Being YOU is an Act of Love

Being YOU is an Act of Love

August 22, 2018 Off By Deby Jizi

At some point, now or later, you are going to have to risk BEING YOU in order to find out who that really is.” ~ Cheri Huber

 

Can you recall a time when you hid your true feelings from another person because you believed that saying what you felt would mean rejection? It is a good idea before reading the rest of this post to do your best to remember such a time. It may have been a long time ago, or it may have been this morning. It doesn’t matter.

While you are thinking of your experience, I am going to share one of mine. When I was a senior in high school, I accompanied my friend on a short trip a few hours from our town in North Carolina to Duke University, where her sister was a first year student. After we picked up her sister, we were driving around campus when she pointed to a statue of a man. She said the legend was the man in the statue would stand if a virgin passed by. At seventeen, I could feel my face go flush, but I didn’t say anything. I was a virgin, after all, but I gathered from the laughter it was nothing to brag about.

I was never a prude, but I wasn’t about to lose my virginity just so that I could say I wasn’t a virgin, and my normal bossy self would usually have stepped in and said as much. Not this time. I sat in embarrassed silence. Tongue-tied.

My friend, her sister, and I had grown up across the street from each other, but we weren’t as close as we had been in our childhood days. Looking back, I don’t know why I cared so much about what they thought about me, but I did. Most of all, I was embarrassed about my choice to wait to have sex until the right guy came along. It seemed so old-fashioned in that context. In short, I was not being myself with those two girls, and I felt terrible. I couldn’t wait to get home.

One of the reasons we don’t like ourselves is we aren’t authentic when it comes to other people. Our desire to fit in, to not be rejected, causes us to hide parts of ourselves, often important parts.
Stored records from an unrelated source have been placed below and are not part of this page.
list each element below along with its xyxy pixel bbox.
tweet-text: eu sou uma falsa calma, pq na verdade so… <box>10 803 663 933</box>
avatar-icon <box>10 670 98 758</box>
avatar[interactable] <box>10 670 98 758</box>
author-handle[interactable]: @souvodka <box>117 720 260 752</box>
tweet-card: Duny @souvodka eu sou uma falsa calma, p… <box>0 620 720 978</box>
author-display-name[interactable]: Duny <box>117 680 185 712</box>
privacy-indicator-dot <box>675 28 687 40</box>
Now so many years later, I watch young women I have met completely change before my eyes in order to get the man they are interested in to love and accept them. Not speaking up to my friends had no real consequence other than how uncomfortable I felt. However, getting into a relationship with someone by giving up what we previously held important can lead to serious problems down the road.

I know. I did it.

In the effort to be accepted and loved, I got into a second marriage that I never wanted. What I wanted was for someone to think I was special. I wanted to feel loved. I wanted to feel valued. If it meant marrying someone when every fiber of my being was screaming no, well then I would take the Zoloft and do it. And I did.

It was probably the worst thing and the best thing I ever did, which sounds strange, but it is true. Eventually, my body and brain rebelled so much from this decision that I was diagnosed with GAD, or Generalized Anxiety Disorder, gained 30 pounds, became pre-diabetic, and started getting terrible colds. That doesn’t sound good, I know, but then I woke up.

My life became so miserable that I had to ask a few important questions. Why is this happening? and, How can I make it stop?

That is when I discovered that being ME, in all caps, was the way out of the hell I had made for myself.

I started saying what I meant, and meaning what I said.

I started paying attention to what I really thought and believed, and stated it whenever the opportunity arose.

I started making lists of what I liked and what I didn’t like.

I wrote down my values, and I started living by them.

Miracle of all miracles, I felt better. Almost immediately!

I ended my marriage. Got a new job. Started eating healthy food and exercising.

Most of all, I found myself for the first time in my life.

This did not happen all over night; it has been a process. I am four and a half years into this experience, and I am still learning.

So, if you are feeling stuck, unhappy, simply out of sorts….you may need to find out who YOU are as well. Trust me, it will be the best thing you ever did.

Why?

Because being someone you aren’t isn’t living.

Being who you are is.

That person I was looking to love me…I found her. She’s me.